First, we are going to have to just accept the fact that we will have to create a few objects. I mean, our application data needs to go somewhere, right? I'd advocate for passing the data around as parameters, but that would get old pretty quick with all of that typing. Besides, that is what objects were invented for, to be stateless data containers.
Let's Get Started
The first thing you will want to do is create your business object:
public class Person
{
public string FirstName { get; set; }
public string LastName { get; set; }
public DateTime BirthDate { get; set; }
}
Now that we have our business object, we are going to have to do something with it. So I am going to create a class which will allow me to perform a save operation on my business object:
public static class PersonManager
{
public static bool SavePerson(Person person)
{
}
}
I like to use the term "Manager" since it is very generic. That allows me to shove pretty much whatever I want in there. This keeps me from having to create too many classes. I like being efficient.
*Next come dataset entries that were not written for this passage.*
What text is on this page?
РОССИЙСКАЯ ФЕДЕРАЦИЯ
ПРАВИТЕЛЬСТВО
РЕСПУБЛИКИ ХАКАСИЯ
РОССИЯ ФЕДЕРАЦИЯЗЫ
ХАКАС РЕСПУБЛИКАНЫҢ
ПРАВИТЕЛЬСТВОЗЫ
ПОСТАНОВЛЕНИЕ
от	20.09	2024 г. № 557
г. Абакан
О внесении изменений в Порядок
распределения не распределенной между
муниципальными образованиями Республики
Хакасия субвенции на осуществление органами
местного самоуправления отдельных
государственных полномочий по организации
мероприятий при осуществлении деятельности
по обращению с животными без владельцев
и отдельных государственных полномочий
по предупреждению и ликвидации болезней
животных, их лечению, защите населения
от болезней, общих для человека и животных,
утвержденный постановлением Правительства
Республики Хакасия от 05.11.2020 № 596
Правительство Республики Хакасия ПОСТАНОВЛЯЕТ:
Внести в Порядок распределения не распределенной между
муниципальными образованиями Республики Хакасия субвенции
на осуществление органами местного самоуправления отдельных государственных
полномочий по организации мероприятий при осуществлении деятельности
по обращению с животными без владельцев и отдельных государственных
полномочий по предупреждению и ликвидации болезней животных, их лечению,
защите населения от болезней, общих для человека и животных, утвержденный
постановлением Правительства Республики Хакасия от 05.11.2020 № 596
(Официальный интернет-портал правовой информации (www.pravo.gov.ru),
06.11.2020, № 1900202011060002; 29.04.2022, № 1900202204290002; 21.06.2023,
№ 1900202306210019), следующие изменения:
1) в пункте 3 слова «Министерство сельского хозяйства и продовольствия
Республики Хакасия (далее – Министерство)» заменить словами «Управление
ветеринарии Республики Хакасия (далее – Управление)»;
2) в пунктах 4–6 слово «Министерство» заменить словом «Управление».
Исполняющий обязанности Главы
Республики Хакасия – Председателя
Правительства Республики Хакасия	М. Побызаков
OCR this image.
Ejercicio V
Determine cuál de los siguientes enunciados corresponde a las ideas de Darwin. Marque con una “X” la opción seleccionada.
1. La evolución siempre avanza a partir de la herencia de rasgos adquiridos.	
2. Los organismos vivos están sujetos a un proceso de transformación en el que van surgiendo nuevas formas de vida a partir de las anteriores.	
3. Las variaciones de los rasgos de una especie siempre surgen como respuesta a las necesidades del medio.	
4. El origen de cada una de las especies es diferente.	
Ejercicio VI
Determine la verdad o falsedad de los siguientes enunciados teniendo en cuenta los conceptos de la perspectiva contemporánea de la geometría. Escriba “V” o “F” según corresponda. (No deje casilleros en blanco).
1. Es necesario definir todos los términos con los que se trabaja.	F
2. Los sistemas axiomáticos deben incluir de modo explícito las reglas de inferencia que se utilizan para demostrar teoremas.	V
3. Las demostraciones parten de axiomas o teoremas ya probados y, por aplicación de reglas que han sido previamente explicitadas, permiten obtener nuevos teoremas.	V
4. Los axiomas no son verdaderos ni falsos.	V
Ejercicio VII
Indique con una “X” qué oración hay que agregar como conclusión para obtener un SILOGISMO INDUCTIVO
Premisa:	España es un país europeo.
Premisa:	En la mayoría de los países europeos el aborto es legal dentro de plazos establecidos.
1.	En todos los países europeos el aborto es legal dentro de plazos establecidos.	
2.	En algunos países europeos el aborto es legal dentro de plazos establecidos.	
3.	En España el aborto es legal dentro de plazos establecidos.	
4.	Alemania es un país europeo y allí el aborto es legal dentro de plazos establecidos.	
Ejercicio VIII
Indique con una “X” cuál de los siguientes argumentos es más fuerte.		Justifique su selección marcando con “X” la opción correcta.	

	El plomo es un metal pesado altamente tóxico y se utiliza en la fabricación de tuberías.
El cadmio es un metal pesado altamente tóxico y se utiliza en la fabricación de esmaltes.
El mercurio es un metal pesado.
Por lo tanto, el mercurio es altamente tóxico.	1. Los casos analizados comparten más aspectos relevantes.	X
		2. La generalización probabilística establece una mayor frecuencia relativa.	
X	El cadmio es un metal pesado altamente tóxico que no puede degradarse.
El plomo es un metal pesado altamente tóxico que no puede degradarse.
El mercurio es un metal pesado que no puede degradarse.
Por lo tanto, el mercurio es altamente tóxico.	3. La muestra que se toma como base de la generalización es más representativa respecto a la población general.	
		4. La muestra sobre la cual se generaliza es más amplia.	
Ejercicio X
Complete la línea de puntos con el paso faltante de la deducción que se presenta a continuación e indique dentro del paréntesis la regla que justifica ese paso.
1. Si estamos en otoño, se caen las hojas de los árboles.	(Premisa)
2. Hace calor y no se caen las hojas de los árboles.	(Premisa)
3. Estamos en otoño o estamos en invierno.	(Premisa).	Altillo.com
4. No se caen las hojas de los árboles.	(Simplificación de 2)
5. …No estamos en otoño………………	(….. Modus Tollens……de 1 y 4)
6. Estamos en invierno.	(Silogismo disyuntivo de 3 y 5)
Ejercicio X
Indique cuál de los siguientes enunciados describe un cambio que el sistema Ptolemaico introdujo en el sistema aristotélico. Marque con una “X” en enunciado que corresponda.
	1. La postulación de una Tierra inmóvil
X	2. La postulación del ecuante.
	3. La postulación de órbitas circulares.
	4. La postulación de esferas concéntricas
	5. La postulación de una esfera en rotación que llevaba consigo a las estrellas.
So now that I have a class which will allow me to save my Person class, I just need to save it to the database. To do that, I create another class which will allow me to save it off. I know I said I like to keep the number of classes to a minimum, but in this case it is good to keep all of your data access in one place:
public static class DataLayer
{
public static bool SavePerson(Person person)
{
// save person to database
}
}
I call this class "DataLayer" so that I can avoid having to create a different one for each of my business objects. This way I can just keep putting more and more methods in there. Eventually it gets pretty big, but when that happens I just wrap each section in regions so that it looks really small:
How cool is that? Almost 6000 lines, but you can't even tell! This is what I call “code hiding”. It should only be used by super expert coders.
Making Things More Clear
I think you are already starting to really get a good idea of where I am going with this pattern. But I've often felt that a diagram always helps get the point across:
So, as you can see, we have some objects that get passed down at the top, and then they get fed into this very simple and efficient web of static methods. These static methods will then call each other, call out to third party libraries, call out to helper classes, or call into the data layer. Occasionally I like to call out to web services for when I am doing service oriented architectures. Or if things get really crazy, I'll put some XML serialization in between the layers. Then it would look like this:
You may think that this might get out of hand, but by keeping everything as static methods in a bunch of different classes it allows for maximum code reuse since anything can call out to anything else. You may think that this breaks concepts such as encapsulation, but we are keeping all of our data in classes, so I don't think that we really need to worry about that.
Testing
With the Static Spider Web pattern testing is really easy. You just have to create your objects and pass them into the static methods in the Manager Layer. Then you can just check to see if what you expected to happen actually happened! How simple is that? Of course you are going to want to make sure that you have a full test environment setup before you do this. You'll also want to make sure that you have different types of config for production and for testing so that you can hit different local databases. You'll probably also want different databases for your unit tests, and reset scripts to get your data back the way you want it. Oh, and you probably also want settings so that you can write to local directories instead of network paths. You know, all of the stuff that is different from your local and production environments. But creating settings for those and then wrapping all of the calls to it is only a few lines of code. Well, a few lines of code repeated a few thousand times, but still, it is really simple code to write.
If you happen to be calling out to web services, you'll probably want to also setup alternate test web services that you can call. If you don't have test web services, then you'll probably need to put in code around every call to them that checks if you are running in "debug" mode. As far as third party code goes, you might need to put checks around calls out to those as well. But other than that, testing should be a breeze.
Summary
Overall I think that the Static Spider Web pattern isn't for every application, just most of them. It is a very simple pattern that doesn't really take much effort or forethought to implement. Once you do implement it, you'll find that your development will go very quickly and you'll be cranking out feature after feature in no time.